Le conseil d'ami : revenez au Sony Center après la tombée de la nuit pour assister au spectacle lumineux du toit. Le show débute avec une lumière blanche qui prolonge artificiellement le jour, puis les couleurs évoluent progressivement du cyan au magenta pendant environ 15 minutes. Le meilleur point de vue ? Installez-vous à une terrasse du forum avec une bière allemande.
Le complexe hébergeait autrefois la Deutsche Kinemathek - Museum für Film und Fernsehen, temple du cinéma allemand où les collections permanentes racontaient l'histoire du septième art germanique depuis les films muets expressionnistes jusqu'aux productions contemporaines. Le musée a déménagé vers le quartier de E-Werk et rouvrira au quatrième trimestre 2025 après rénovation. Les 13 salles d'exposition présentaient plus de 1000 objets : costumes originaux de Marlene Dietrich, accessoires des films de Fritz Lang, évolution des techniques depuis le muet jusqu'aux effets numériques.
Le Legoland Discovery Centre occupe l'un des étages avec ses ateliers de construction et sa reproduction miniature de Berlin en briques colorées.

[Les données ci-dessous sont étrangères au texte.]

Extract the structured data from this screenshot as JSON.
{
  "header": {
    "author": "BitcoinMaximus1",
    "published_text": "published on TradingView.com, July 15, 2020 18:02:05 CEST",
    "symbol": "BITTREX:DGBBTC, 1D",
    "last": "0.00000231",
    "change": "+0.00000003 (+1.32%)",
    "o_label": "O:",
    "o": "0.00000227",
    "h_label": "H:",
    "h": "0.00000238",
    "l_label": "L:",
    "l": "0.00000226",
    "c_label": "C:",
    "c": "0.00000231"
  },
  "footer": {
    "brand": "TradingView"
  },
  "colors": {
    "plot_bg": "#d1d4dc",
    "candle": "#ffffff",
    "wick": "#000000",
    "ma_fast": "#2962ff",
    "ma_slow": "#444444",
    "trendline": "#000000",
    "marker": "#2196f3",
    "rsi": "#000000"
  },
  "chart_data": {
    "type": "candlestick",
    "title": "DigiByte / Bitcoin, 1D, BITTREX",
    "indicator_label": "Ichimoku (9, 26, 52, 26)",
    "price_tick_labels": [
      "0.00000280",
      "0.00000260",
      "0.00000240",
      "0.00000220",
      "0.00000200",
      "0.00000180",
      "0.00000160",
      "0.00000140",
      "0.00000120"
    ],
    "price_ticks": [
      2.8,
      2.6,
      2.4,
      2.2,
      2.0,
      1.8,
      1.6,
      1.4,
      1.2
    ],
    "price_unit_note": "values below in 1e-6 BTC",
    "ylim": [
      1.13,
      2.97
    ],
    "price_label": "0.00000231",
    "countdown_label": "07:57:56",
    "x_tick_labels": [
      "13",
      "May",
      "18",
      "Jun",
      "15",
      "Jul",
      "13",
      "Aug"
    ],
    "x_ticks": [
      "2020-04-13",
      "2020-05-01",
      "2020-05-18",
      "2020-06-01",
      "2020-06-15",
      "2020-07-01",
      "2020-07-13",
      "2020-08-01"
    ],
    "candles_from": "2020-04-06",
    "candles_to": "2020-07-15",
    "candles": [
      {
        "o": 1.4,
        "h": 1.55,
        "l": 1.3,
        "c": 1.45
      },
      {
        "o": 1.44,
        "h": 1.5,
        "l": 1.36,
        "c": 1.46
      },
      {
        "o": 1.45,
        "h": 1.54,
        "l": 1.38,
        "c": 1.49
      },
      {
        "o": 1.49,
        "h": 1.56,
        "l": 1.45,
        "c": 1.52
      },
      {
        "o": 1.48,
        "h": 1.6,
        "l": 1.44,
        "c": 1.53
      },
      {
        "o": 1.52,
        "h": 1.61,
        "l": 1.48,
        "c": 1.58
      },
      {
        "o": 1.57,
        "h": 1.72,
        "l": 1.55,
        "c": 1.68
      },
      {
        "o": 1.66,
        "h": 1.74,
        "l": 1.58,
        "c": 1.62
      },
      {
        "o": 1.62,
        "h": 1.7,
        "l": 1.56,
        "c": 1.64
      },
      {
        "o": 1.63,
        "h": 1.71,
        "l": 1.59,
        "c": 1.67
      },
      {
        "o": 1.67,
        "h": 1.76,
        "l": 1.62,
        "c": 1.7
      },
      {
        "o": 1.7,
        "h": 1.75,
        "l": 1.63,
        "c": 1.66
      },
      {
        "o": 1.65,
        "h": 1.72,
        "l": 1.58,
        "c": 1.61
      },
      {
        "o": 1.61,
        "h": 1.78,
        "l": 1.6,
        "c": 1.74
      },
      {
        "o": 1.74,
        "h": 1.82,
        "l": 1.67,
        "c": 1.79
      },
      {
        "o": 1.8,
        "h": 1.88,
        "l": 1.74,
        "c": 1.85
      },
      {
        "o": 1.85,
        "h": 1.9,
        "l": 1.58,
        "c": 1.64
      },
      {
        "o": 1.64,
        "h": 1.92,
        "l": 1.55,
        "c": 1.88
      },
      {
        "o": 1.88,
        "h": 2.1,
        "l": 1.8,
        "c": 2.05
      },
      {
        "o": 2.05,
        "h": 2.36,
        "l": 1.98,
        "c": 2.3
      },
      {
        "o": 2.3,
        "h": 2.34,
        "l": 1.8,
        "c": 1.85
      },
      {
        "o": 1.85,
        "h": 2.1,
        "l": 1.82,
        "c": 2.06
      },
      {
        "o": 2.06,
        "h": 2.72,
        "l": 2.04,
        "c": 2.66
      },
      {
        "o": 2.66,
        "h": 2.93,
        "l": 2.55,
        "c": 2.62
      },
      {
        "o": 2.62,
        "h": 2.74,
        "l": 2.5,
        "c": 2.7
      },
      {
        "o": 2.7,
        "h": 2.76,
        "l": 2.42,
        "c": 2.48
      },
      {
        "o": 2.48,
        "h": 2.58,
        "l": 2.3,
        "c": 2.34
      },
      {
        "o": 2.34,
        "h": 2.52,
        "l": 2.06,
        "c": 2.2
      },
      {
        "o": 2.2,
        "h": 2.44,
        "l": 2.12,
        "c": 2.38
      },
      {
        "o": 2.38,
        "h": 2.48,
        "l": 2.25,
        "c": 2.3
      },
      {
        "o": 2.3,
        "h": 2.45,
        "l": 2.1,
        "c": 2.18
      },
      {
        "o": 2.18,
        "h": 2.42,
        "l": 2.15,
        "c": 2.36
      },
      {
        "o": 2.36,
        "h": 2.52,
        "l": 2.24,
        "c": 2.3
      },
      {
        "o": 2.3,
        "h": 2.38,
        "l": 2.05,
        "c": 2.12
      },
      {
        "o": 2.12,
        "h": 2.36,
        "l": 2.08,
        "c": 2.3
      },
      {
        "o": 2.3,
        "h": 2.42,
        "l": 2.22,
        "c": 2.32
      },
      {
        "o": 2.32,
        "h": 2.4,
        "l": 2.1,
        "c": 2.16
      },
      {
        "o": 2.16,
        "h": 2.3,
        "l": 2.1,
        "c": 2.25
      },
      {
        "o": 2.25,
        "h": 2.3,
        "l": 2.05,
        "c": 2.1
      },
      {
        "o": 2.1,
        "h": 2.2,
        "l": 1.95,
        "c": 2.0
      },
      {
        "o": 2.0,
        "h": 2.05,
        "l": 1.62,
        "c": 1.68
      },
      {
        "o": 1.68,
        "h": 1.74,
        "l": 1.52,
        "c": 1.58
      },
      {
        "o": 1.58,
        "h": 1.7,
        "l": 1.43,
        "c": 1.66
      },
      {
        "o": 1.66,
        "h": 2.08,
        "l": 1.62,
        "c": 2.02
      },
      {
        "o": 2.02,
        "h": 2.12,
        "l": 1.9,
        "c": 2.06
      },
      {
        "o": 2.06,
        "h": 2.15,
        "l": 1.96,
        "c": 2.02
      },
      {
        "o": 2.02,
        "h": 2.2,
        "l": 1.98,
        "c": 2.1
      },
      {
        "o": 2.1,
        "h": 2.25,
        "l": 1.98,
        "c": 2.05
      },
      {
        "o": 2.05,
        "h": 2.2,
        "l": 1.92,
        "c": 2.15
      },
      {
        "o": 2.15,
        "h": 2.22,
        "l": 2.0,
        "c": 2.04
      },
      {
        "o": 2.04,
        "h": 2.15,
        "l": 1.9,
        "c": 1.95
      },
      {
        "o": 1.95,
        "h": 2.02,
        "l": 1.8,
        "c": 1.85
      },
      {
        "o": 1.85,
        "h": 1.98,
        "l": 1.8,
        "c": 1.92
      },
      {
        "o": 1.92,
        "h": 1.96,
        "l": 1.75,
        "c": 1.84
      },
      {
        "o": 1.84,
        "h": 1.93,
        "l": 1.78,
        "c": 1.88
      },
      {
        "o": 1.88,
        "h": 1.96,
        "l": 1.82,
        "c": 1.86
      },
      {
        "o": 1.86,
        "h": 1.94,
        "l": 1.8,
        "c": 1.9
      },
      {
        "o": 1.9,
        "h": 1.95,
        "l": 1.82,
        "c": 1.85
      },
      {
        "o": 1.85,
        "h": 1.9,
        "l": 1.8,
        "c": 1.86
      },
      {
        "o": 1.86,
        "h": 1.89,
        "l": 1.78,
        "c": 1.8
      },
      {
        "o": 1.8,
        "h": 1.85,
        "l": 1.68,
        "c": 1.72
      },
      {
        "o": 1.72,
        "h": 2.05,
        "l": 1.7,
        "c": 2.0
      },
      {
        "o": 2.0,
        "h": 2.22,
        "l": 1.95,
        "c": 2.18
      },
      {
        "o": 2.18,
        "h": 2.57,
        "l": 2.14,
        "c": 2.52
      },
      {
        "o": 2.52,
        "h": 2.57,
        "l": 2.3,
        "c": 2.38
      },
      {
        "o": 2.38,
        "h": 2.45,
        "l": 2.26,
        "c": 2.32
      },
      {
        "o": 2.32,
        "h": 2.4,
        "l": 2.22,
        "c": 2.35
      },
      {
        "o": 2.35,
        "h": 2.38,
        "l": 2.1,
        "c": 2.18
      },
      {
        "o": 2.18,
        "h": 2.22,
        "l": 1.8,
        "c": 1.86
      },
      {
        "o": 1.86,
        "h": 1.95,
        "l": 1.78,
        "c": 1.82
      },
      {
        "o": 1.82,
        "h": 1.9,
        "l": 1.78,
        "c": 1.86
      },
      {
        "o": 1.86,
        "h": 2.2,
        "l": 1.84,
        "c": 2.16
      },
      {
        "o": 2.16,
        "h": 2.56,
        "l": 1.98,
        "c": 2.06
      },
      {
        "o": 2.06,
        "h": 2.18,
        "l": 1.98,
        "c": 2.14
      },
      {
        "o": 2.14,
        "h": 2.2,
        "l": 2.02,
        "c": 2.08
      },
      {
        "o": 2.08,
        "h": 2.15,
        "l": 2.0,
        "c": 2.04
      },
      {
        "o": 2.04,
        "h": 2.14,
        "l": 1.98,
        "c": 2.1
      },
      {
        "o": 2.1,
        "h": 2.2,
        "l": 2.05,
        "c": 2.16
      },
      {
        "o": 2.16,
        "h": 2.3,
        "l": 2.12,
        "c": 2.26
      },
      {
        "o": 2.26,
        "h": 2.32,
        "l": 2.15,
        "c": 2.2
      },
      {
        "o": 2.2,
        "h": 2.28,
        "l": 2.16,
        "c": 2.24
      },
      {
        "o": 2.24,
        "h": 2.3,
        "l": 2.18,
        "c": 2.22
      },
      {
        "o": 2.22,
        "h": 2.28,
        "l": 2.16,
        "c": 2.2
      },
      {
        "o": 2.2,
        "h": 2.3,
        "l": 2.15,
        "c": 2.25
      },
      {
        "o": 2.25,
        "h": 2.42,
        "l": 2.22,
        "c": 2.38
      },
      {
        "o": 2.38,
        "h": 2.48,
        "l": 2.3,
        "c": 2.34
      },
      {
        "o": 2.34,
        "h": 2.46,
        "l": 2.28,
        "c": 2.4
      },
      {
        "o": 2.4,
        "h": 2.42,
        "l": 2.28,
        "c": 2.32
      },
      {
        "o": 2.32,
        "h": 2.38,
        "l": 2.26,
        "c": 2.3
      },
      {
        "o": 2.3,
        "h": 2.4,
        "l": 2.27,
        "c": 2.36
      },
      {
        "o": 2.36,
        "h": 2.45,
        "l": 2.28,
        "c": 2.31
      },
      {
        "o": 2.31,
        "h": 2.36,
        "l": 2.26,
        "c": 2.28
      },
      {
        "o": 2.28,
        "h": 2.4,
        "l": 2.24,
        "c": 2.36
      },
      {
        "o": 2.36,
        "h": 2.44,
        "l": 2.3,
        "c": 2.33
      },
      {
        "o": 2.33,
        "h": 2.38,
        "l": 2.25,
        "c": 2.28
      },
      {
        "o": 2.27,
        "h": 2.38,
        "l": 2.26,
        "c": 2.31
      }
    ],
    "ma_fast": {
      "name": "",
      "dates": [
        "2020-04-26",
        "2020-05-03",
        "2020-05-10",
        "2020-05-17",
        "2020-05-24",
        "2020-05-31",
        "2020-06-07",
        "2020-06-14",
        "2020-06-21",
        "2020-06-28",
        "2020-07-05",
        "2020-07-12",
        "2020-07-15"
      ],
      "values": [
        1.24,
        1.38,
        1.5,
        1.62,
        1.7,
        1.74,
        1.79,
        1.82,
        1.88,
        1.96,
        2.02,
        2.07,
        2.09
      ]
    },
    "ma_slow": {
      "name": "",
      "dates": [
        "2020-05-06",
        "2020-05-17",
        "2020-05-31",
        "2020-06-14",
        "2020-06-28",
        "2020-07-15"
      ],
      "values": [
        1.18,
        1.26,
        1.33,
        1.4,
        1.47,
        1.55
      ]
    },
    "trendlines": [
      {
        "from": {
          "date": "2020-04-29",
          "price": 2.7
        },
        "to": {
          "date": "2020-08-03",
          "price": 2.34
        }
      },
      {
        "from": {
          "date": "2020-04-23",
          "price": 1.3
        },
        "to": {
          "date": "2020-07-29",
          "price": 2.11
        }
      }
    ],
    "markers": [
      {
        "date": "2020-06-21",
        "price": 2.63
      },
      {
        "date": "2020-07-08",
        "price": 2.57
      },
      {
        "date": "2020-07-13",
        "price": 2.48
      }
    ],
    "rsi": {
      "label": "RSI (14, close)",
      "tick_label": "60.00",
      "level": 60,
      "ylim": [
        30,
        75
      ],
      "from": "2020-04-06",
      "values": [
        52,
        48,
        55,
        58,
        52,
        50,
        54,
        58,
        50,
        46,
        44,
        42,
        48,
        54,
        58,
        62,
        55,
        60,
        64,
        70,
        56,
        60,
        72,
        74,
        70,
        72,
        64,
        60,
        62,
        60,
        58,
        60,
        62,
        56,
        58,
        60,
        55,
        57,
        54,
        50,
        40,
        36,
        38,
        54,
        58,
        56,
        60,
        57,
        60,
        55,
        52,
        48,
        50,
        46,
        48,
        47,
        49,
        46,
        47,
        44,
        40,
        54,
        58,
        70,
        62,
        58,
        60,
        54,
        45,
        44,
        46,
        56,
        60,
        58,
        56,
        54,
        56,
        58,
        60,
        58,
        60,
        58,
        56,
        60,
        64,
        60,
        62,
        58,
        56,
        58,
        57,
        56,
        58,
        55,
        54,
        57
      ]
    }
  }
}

Le cinéma Arsenal, dédié au cinéma expérimental et d'auteur, programme régulièrement des rétrospectives et des œuvres rares. Les cinémas commerciaux IMAX ont fermé fin 2019, mais l'offre culturelle reste riche avec expositions temporaires et projections spéciales pendant la Berlinale.
En 2025, le Center Potsdamer Platz entame une phase de modernisation. Les travaux prévoient la refonte complète des espaces verts et extérieurs, l'amélioration des bâtiments de bureaux et l'élargissement de l'offre gastronomique et commerciale. Cette transformation vise à revitaliser un lieu dont certains visiteurs trouvent l'atmosphère un peu aseptisée, trop lisse dans sa version actuelle.
L'objectif : retrouver ce mélange unique de vie urbaine spontanée et d'architecture audacieuse qui faisait de Potsdamer Platz le carrefour le plus fréquenté d'Europe dans les années 1920. Le complexe reste accessible en permanence et continue d'attirer les Berlinois et touristes qui viennent flâner, boire un verre ou simplement admirer cette prouesse technique où le textile danse avec la lumière.